Pour les responsables de l’approvisionnement et les acheteurs OEM/ODM, la compréhension de ce processus va au-delà de la simple curiosité technique ; elle est essentielle pour évaluer les fournisseurs potentiels. Une visite d’une chaîne de production de souris permet de mettre en évidence les indicateurs clés des capacités d’une usine : des équipements automatisés modernes (tels que des machines de placement et des testeurs automatisés), des postes de travail bien organisés dotés d’une protection ESD, des points de contrôle qualité clairement définis, ainsi que le respect des normes de sécurité et environnementales. En 2026, de nombreux fabricants de souris adoptent également les techniques de l’Industrie 4.0 : ils utilisent des capteurs IoT et la surveillance de la production en temps réel pour détecter les problèmes à un stade précoce, et recourent à l’analyse de données pour améliorer en permanence le rendement et l’efficacité. Cela se traduit par une plus grande transparence et une plus grande cohérence dans la production, ce qui profite aux acheteurs grâce à des taux de défauts réduits et au respect des délais de livraison.
Une autre tendance actuelle est l'accent mis sur le développement durable.

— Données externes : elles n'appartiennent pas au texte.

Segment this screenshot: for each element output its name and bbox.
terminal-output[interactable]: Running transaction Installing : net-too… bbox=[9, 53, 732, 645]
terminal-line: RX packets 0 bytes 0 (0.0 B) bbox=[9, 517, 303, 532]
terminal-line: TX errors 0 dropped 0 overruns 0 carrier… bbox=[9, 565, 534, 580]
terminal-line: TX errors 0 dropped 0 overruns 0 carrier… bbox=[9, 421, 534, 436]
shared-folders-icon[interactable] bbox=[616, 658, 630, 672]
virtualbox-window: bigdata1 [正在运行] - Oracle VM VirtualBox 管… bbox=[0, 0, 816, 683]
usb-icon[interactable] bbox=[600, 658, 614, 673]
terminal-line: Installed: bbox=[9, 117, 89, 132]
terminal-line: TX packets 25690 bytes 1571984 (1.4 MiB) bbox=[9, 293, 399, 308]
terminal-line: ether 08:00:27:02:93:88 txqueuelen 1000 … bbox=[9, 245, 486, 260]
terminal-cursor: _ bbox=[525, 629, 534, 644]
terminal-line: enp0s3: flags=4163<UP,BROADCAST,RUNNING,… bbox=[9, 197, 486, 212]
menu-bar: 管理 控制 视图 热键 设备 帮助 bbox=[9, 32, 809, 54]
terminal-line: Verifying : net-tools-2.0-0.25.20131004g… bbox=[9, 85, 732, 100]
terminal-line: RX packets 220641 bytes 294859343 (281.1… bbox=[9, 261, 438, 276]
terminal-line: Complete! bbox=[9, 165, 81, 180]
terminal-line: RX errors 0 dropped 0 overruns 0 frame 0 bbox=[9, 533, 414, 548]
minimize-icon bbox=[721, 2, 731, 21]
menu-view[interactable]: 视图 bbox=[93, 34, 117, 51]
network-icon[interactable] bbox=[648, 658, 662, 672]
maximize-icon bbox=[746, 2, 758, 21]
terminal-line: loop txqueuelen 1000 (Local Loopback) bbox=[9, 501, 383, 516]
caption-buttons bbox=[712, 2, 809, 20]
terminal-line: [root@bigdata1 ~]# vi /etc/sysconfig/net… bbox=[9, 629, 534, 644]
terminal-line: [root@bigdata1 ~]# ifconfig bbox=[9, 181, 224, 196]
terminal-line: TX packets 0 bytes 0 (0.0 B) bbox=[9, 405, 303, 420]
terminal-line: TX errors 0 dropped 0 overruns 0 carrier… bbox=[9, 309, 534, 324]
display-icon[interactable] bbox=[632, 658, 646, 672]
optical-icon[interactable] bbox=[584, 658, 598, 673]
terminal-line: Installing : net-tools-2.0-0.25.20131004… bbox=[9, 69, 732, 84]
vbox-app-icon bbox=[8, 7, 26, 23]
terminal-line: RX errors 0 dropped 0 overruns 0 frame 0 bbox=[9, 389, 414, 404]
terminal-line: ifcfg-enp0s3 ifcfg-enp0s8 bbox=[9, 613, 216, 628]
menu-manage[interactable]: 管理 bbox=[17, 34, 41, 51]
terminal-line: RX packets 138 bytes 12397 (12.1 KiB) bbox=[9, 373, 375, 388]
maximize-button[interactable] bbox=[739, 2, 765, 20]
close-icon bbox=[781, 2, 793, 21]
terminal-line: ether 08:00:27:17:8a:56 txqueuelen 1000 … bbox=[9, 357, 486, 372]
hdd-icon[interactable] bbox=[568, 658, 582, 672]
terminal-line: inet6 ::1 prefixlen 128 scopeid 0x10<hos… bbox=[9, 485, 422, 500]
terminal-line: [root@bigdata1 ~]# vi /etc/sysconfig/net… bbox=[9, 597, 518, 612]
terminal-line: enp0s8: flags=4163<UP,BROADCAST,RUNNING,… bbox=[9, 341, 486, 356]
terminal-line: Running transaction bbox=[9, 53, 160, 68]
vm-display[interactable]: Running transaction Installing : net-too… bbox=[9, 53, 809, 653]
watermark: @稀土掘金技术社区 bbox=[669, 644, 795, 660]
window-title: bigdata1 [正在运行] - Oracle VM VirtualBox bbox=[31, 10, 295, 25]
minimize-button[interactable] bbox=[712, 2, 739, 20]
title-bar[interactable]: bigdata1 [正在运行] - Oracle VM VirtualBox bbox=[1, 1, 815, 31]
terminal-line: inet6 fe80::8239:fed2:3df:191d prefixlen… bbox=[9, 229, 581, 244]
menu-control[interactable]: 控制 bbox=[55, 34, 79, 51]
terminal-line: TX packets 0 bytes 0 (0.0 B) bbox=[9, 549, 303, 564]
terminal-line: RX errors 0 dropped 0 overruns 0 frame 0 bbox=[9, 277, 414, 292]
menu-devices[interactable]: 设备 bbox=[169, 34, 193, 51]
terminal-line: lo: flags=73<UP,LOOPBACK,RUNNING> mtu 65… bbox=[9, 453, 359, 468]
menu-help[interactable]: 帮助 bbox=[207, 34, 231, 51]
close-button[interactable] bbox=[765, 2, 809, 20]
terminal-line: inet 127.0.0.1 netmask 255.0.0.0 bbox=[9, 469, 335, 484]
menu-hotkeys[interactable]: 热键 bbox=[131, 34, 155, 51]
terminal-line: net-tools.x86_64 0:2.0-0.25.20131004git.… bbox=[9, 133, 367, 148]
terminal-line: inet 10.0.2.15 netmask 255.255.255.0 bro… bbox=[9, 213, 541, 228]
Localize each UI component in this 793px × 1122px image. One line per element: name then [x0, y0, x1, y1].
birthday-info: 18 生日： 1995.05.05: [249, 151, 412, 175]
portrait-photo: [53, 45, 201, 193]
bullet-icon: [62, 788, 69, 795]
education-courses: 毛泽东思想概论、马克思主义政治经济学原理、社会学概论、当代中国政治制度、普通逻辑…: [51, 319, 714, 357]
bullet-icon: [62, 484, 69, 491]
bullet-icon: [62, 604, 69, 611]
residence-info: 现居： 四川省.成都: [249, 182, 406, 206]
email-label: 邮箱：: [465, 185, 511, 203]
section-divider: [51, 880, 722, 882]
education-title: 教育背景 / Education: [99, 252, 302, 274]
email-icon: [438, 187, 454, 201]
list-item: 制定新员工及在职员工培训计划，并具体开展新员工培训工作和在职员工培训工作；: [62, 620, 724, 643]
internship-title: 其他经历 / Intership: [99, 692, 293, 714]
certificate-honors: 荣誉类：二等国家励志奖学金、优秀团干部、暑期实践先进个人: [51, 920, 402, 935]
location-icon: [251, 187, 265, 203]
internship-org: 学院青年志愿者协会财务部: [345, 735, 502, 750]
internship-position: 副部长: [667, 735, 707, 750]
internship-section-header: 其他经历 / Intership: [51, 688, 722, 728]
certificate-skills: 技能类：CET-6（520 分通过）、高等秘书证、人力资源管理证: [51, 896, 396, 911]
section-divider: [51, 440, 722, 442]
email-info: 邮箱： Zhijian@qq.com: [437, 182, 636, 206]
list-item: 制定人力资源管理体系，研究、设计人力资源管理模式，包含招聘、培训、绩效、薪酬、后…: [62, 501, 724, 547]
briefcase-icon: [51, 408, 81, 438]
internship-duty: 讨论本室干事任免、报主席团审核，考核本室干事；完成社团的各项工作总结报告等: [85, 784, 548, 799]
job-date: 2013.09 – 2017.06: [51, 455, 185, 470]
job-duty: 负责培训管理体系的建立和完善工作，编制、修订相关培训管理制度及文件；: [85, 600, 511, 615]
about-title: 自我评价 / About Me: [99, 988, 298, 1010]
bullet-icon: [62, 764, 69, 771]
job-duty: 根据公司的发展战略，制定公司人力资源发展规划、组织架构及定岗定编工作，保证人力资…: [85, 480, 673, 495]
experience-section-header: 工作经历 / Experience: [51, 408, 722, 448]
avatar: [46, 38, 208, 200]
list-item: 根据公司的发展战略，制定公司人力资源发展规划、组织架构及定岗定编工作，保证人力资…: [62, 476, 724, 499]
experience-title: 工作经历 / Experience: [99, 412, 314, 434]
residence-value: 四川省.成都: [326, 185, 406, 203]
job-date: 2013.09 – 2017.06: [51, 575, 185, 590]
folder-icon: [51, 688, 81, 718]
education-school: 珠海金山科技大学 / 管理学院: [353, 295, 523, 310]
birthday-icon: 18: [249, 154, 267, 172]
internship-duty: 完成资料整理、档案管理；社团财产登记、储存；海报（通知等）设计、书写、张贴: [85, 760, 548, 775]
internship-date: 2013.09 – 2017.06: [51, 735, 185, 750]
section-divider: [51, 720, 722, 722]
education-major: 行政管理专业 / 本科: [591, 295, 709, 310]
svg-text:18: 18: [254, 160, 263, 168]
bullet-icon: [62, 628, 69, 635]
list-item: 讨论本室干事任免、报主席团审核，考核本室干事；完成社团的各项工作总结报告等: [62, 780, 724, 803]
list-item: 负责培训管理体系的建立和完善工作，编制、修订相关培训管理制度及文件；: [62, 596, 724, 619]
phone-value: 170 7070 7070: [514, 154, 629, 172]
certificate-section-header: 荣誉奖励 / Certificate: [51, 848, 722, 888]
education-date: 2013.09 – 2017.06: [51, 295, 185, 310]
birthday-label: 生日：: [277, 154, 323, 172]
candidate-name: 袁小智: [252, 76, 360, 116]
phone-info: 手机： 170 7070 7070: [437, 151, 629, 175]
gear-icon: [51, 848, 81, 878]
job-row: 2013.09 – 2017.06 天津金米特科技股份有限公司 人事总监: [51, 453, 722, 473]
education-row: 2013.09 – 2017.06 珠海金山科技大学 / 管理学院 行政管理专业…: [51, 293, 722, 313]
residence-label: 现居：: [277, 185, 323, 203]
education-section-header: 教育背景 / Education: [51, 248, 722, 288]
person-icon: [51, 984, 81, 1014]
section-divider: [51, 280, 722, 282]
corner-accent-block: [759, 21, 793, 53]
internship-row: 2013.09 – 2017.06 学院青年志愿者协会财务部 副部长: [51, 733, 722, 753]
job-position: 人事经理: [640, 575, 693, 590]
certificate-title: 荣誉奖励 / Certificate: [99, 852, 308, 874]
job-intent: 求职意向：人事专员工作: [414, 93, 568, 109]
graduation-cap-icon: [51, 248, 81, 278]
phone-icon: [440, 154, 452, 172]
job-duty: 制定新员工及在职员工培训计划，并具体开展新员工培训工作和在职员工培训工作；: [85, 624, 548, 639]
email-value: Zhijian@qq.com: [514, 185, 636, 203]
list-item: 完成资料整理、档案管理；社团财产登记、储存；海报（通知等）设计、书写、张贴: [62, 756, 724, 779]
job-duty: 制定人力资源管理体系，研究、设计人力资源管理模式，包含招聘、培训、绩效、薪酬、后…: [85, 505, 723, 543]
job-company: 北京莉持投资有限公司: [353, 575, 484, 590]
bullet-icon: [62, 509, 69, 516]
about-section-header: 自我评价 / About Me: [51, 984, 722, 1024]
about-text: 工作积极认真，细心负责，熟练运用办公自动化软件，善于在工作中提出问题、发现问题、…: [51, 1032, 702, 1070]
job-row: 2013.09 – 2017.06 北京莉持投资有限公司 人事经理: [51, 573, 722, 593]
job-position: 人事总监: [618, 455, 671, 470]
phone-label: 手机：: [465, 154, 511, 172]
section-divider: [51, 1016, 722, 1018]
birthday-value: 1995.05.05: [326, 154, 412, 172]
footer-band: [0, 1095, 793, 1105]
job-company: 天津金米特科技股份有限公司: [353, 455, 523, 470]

Comme indiqué, certains fabricants utilisent désormais des plastiques recyclés pour les coques et réduisent la quantité de plastique dans les emballages. Cela séduit non seulement les consommateurs soucieux de l’environnement, mais peut également constituer une exigence en matière d’approvisionnement (de nombreuses entreprises se sont désormais fixé des objectifs de développement durable pour leur chaîne d’approvisionnement). Lors d’un audit d’usine, on peut observer des bacs destinés au recyclage des carottes en plastique, des machines à faible consommation d’énergie ou encore des certificats de gestion environnementale. .
En résumé, le parcours d’une souris tout au long de la chaîne de production – depuis les matières premières jusqu’au produit fini emballé – implique une série d’étapes parfaitement rodées, chacune présentant ses propres nuances techniques et ses meilleures pratiques. La description étape par étape que nous venons de présenter illustre le niveau de précision technique et de maîtrise des processus nécessaires à la fabrication d’un appareil que la plupart des utilisateurs finaux considèrent comme acquis. Ces informations permettent aux professionnels du secteur de prendre des décisions éclairées, qu’il s’agisse de choisir un partenaire de fabrication, de concevoir un produit en tenant compte de sa fabricabilité ou d’améliorer un processus de production existant. En comprenant le fonctionnement réel des chaînes de production de souris, on peut mieux s’assurer que les souris qui en sortent répondent aux critères souhaités en matière de qualité, de coût et de performances – clic après clic, défilement après défilement.